Julie Van Ongevalle: So thank you, Florent, for your question. On the switches, first, maybe on Cialis, I mean, the update remains consistent with what I shared previously. The necessary studies are underway, and we plan to discuss them with the FDA when they are complete and the data has been analyzed. For Tamiflu, we had several engagements with the FDA where they provided import feedback on the required studies and the overall program, and we’re working collaboratively to incorporate that feedback and determine any impact. But so far, I cannot give you any specific update, but it continues. It remains a priority. .
Paul Hudson: Yes. I think that there’s still a great path forward for perhaps Cialis, we’re a bit more — can be more transparent about because we can see it clearly after the latest conversations and the market opportunity for both is significant. So as and when we get the updates for share, but I think also they’re very important value credit moments in the future of CHC. So I think perhaps that’s why you asked it, but that’s still very real. .
Eva Schaefer-Jansen: Next question is from Simon Baker from Redburn.
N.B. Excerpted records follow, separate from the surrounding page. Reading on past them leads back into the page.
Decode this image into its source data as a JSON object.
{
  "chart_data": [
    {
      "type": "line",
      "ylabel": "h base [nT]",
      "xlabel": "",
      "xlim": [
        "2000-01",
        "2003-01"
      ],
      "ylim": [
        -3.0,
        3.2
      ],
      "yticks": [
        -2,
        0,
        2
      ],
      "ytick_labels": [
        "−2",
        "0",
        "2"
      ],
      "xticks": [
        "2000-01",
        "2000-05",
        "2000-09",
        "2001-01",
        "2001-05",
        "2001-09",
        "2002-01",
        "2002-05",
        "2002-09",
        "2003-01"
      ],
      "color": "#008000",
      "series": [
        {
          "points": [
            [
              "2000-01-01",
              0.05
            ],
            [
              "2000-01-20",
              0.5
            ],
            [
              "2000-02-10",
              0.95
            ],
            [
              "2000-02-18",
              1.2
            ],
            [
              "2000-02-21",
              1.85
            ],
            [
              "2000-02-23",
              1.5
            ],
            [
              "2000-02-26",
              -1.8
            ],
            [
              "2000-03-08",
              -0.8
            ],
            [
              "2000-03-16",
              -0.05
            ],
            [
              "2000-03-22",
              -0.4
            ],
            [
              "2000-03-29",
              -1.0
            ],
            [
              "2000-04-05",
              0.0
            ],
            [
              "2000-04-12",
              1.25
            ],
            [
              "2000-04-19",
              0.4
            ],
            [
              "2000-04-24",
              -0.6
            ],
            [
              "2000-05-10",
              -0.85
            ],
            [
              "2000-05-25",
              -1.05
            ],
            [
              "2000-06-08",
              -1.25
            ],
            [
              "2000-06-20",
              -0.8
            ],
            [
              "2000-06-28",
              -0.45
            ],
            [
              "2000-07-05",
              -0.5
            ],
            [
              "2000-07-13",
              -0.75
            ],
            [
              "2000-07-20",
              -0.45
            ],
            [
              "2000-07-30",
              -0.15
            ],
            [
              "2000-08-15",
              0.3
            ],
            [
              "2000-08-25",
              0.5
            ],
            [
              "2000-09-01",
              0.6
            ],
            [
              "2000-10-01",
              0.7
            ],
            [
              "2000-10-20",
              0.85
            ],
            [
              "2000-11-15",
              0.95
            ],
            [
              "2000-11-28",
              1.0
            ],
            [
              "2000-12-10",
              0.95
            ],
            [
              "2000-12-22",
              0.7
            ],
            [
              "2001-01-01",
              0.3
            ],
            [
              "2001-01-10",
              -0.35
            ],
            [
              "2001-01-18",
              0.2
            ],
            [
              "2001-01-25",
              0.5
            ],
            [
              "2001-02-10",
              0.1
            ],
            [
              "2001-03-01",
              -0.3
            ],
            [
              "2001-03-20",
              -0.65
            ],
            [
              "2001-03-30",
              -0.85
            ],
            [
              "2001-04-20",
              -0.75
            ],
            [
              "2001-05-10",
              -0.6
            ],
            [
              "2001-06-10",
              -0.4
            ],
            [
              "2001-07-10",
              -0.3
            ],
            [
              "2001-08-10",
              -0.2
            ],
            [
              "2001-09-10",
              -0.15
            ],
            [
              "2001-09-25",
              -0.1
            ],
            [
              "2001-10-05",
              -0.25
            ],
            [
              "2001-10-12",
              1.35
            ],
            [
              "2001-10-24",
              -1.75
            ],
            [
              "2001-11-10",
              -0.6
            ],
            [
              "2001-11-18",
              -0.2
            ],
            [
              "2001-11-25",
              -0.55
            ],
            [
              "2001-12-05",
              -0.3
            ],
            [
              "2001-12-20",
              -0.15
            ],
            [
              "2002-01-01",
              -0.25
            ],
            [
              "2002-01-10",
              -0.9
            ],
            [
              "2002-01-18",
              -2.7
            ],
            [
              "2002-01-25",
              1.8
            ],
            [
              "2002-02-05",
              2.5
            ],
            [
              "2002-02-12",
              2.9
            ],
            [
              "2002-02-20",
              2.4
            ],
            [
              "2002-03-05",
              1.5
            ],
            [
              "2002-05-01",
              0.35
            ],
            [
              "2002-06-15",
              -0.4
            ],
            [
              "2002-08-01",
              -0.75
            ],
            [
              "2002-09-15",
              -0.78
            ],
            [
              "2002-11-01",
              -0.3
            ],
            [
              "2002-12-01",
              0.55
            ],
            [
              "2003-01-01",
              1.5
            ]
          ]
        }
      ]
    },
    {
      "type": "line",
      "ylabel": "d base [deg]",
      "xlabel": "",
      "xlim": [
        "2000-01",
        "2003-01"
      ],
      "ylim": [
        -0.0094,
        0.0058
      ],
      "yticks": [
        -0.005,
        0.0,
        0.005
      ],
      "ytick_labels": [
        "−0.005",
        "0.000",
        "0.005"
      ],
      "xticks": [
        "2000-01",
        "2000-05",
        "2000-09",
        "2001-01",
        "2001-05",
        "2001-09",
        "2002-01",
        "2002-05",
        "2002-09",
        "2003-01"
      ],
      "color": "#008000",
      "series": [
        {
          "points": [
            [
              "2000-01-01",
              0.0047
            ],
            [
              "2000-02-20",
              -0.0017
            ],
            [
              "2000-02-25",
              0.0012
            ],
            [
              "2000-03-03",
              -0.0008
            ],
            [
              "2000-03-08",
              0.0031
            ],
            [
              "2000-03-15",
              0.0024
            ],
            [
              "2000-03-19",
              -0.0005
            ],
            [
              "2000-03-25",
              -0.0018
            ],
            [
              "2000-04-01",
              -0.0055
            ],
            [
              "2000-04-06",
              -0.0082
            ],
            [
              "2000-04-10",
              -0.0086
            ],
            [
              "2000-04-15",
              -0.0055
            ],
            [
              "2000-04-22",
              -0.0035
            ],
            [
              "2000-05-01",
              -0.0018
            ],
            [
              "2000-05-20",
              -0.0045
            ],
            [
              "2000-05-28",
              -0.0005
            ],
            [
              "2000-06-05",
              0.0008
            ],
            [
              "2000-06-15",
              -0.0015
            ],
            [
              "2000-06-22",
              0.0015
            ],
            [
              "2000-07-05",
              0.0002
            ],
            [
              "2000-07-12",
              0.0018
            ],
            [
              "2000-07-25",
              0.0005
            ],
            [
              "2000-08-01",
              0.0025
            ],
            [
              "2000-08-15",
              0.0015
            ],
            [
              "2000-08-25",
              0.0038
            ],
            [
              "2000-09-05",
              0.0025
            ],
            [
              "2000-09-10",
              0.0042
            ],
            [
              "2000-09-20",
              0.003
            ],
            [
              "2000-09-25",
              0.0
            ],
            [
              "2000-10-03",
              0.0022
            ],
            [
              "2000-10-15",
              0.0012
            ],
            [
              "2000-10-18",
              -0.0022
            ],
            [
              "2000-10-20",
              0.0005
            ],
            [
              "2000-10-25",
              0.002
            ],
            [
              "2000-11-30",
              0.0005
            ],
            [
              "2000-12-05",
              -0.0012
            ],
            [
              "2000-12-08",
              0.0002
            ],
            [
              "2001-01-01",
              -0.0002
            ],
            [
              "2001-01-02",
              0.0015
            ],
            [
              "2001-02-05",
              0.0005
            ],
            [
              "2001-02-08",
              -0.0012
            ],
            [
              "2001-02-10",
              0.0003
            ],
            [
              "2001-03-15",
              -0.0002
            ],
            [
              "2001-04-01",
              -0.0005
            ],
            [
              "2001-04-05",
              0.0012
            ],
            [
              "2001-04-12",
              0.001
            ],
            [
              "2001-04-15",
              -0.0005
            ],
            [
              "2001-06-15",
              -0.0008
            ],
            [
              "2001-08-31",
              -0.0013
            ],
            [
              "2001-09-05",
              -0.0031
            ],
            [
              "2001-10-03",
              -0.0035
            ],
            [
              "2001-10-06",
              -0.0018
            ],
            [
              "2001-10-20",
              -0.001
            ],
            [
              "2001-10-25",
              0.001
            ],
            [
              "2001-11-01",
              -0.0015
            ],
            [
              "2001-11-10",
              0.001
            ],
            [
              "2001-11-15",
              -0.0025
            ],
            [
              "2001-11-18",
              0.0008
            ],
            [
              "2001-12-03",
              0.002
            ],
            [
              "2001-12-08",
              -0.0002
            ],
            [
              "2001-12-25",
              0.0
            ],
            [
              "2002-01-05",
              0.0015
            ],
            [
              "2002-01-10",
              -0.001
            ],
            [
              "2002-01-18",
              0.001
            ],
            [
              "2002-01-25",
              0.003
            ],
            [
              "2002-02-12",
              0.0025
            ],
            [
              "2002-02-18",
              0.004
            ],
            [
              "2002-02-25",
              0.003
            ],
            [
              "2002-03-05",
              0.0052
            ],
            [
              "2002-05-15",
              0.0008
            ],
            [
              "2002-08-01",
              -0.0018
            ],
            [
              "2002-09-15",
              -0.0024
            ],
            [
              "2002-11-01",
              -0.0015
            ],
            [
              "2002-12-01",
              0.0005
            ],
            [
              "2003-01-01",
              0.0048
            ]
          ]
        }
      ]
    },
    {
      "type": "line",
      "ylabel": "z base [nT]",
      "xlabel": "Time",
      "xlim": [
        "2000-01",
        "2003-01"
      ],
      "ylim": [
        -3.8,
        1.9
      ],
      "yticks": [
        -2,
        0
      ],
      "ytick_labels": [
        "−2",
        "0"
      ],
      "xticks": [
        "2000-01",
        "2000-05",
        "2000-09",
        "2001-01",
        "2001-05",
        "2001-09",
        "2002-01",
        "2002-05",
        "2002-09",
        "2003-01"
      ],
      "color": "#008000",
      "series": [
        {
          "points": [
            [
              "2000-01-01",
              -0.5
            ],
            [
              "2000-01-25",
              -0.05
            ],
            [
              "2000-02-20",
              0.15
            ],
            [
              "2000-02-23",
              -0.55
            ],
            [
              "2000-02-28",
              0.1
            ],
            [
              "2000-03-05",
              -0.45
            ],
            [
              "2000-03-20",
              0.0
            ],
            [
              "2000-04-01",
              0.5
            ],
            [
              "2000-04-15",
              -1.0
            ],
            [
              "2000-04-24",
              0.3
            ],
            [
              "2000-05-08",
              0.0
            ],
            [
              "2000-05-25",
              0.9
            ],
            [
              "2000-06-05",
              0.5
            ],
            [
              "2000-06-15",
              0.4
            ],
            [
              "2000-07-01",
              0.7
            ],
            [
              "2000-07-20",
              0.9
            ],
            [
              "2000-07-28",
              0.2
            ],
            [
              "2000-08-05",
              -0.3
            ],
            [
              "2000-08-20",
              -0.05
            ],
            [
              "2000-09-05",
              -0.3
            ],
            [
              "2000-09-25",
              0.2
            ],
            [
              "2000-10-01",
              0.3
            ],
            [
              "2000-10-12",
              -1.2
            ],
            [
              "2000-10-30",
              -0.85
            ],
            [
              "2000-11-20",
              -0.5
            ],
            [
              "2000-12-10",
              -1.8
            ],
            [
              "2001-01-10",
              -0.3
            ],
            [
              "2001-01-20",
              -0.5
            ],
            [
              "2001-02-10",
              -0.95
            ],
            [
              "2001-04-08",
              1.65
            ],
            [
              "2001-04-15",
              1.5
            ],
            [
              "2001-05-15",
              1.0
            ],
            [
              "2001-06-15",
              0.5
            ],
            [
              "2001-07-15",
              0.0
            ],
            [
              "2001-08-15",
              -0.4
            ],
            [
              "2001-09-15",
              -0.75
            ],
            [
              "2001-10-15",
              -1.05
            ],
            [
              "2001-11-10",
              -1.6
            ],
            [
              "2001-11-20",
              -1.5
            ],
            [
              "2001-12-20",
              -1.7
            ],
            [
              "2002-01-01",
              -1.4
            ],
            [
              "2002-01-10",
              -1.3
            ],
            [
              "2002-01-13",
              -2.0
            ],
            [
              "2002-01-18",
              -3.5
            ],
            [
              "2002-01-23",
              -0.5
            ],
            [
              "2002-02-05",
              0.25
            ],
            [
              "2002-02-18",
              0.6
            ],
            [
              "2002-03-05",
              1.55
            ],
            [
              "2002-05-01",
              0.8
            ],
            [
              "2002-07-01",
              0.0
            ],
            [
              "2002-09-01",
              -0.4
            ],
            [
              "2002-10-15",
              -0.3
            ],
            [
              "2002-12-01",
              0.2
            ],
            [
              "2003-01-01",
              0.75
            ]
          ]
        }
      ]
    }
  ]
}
Simon Baker: Two, if I may, would revisit some earlier topics. On the issue of 2024 and the reduced expectations versus what we were looking for, you said that R&D was the major element. But I wonder if you could quantify or give us some idea of the split between the three areas of developing the pipeline commercialization and the Gen Med pricing headwinds. And within that R&D piece, are we really looking purely at increased spend on — or are you convinced that you have the right research infrastructure for continued innovation within R&D? And then secondly, on consumer, going back to Florent’s question. And in the past, some people have speculated that the timing of those RX-OTC switches would impact the timing of the consumer spend.